The court has ordered that Mr Creigh can be named in media reports on his evidence, but the second accuser cannot be named for legal reasons.

The prosecution argued that Wilson failed to give details to police about a serious crime after Fletcher was arrested in 2004 and went on trial for preying on another boy.

Fletcher was found guilty of nine counts of child sexual abuse and died in prison of a stroke in 2006 while serving an almost eight-year sentence.

Defence lawyers had argued that Wilson could not be found guilty because the case was circumstantial and there was no evidence to prove the archbishop was told about the abuse, believed it was true, or remembered being told about it.
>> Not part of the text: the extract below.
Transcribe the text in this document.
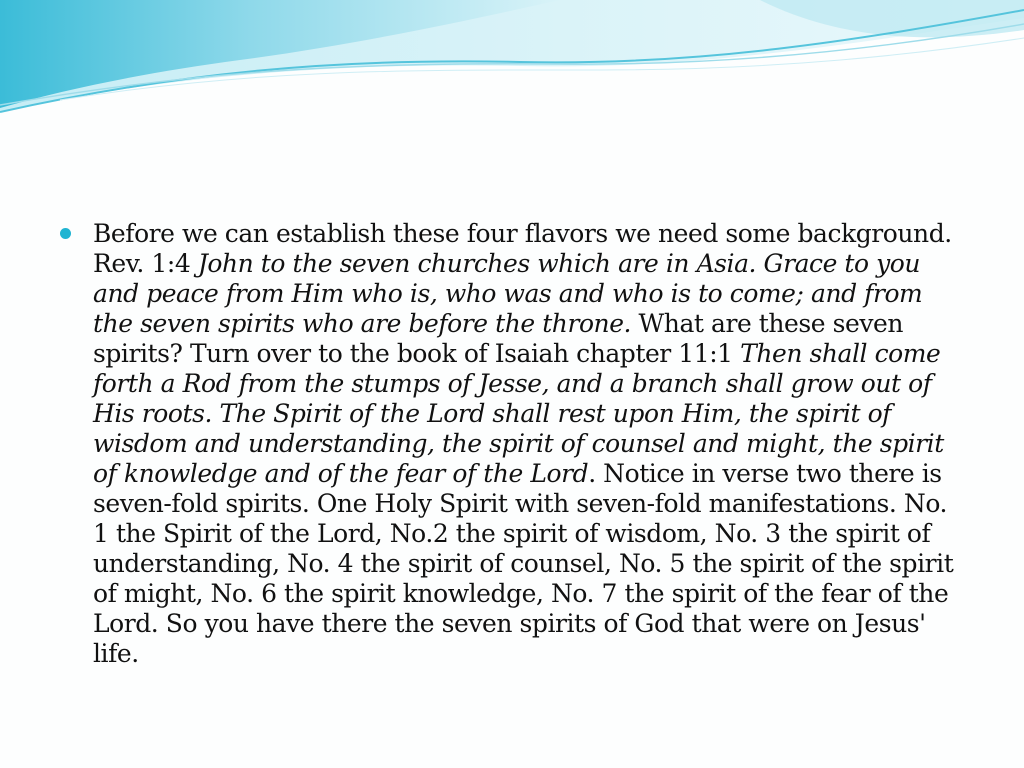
Before we can establish these four flavors we need some background. Rev. 1:4 John to the seven churches which are in Asia. Grace to you and peace from Him who is, who was and who is to come; and from the seven spirits who are before the throne. What are these seven spirits? Turn over to the book of Isaiah chapter 11:1 Then shall come forth a Rod from the stumps of Jesse, and a branch shall grow out of His roots. The Spirit of the Lord shall rest upon Him, the spirit of wisdom and understanding, the spirit of counsel and might, the spirit of knowledge and of the fear of the Lord. Notice in verse two there is seven-fold spirits. One Holy Spirit with seven-fold manifestations. No. 1 the Spirit of the Lord, No.2 the spirit of wisdom, No. 3 the spirit of understanding, No. 4 the spirit of counsel, No. 5 the spirit of the spirit of might, No. 6 the spirit knowledge, No. 7 the spirit of the fear of the Lord. So you have there the seven spirits of God that were on Jesus' life.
Defence lawyer Stephen Odgers urged the magistrate to take into account that in the 1970s a priest having sex with a boy was not considered a serious indictable offence, the legal basis for the concealment charge against Wilson.

Mr Odgers told the court the abuse would have been viewed as an act of indecency, not indecent assault, if the victim could not prove he had been forced to perform sex acts.
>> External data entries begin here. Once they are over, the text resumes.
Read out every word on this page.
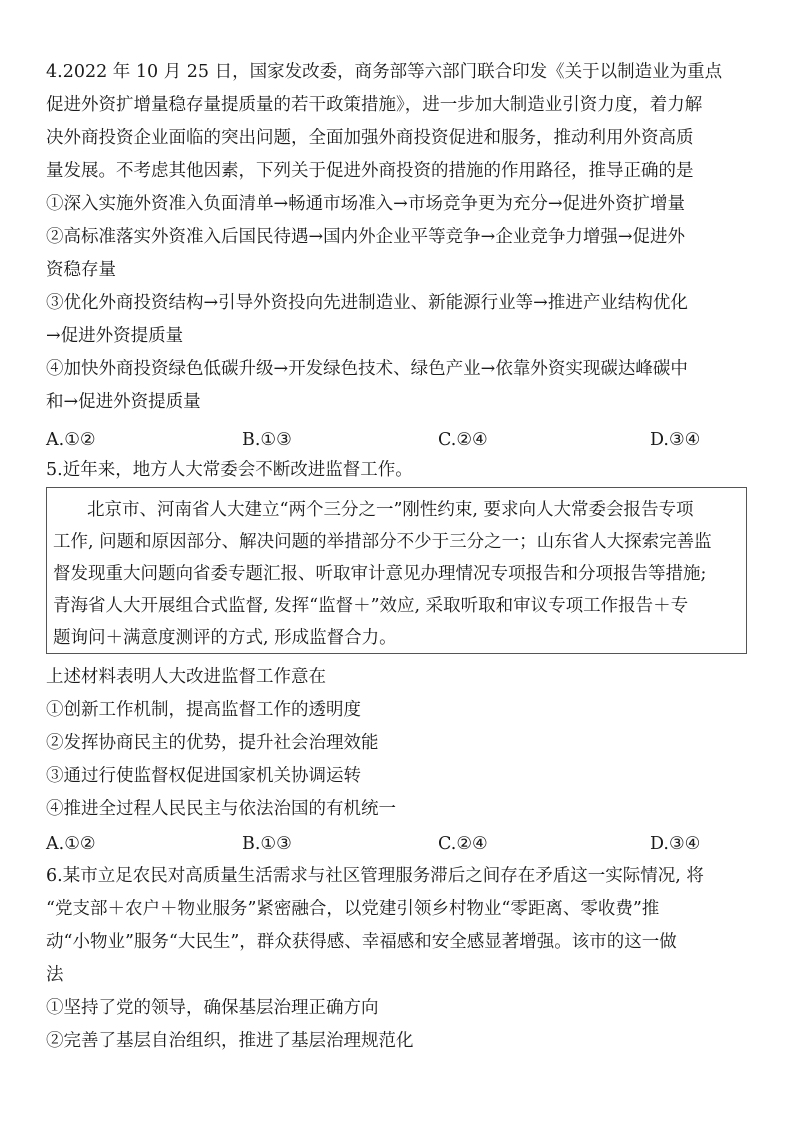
4.2022 年 10 月 25 日，国家发改委，商务部等六部门联合印发《关于以制造业为重点
促进外资扩增量稳存量提质量的若干政策措施》，进一步加大制造业引资力度，着力解
决外商投资企业面临的突出问题，全面加强外商投资促进和服务，推动利用外资高质
量发展。不考虑其他因素，下列关于促进外商投资的措施的作用路径，推导正确的是
①深入实施外资准入负面清单→畅通市场准入→市场竞争更为充分→促进外资扩增量
②高标准落实外资准入后国民待遇→国内外企业平等竞争→企业竞争力增强→促进外
资稳存量
③优化外商投资结构→引导外资投向先进制造业、新能源行业等→推进产业结构优化
→促进外资提质量
④加快外商投资绿色低碳升级→开发绿色技术、绿色产业→依靠外资实现碳达峰碳中
和→促进外资提质量
A.①②	B.①③	C.②④	D.③④
5.近年来，地方人大常委会不断改进监督工作。
北京市、河南省人大建立“两个三分之一”刚性约束, 要求向人大常委会报告专项
工作, 问题和原因部分、解决问题的举措部分不少于三分之一；山东省人大探索完善监
督发现重大问题向省委专题汇报、听取审计意见办理情况专项报告和分项报告等措施;
青海省人大开展组合式监督, 发挥“监督＋”效应, 采取听取和审议专项工作报告＋专
题询问＋满意度测评的方式, 形成监督合力。
上述材料表明人大改进监督工作意在
①创新工作机制，提高监督工作的透明度
②发挥协商民主的优势，提升社会治理效能
③通过行使监督权促进国家机关协调运转
④推进全过程人民民主与依法治国的有机统一
A.①②	B.①③	C.②④	D.③④
6.某市立足农民对高质量生活需求与社区管理服务滞后之间存在矛盾这一实际情况, 将
“党支部＋农户＋物业服务”紧密融合，以党建引领乡村物业“零距离、零收费”推
动“小物业”服务“大民生”，群众获得感、幸福感和安全感显著增强。该市的这一做
法
①坚持了党的领导，确保基层治理正确方向
②完善了基层自治组织，推进了基层治理规范化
Mr Creigh told the court he had trusted that Wilson, then an assistant priest, would take action after he told him Fletcher had repeatedly abused him in 1971 when he was 10.

Mr Creigh testified that Wilson had a “look of horror” on his face when told of the abuse, that the clergyman took no action and did not tell police.

The defence did not challenge Mr Creigh’s truthfulness, but raised concerns about the reliability of his memory of what happened in 1976.

The other former altar boy said he was about 11 in 1976 when he went to confession and told Wilson that Fletcher had abused him.

The witness told the court that Wilson refused to believe him because Fletcher “was a good bloke”.

Wilson ordered the boy to get out of the confessional box and say 10 Hail Mary prayers as an act of contrition, the court was told.

Wilson gave evidence last month that he had no memory of seeing the second altar boy at all in 1976 and he would never accuse anyone in the confessional of telling lies.

Former police detective chief inspector Peter Fox, who had previously made public allegations that the church had covered up Fletcher’s crimes, said outside court that he was “delighted” by the verdict because someone in the church was being held to account.

“It’s a major turning point. It’s been very difficult for so many of these witnesses; I can’t tell you how difficult it’s been,” he said.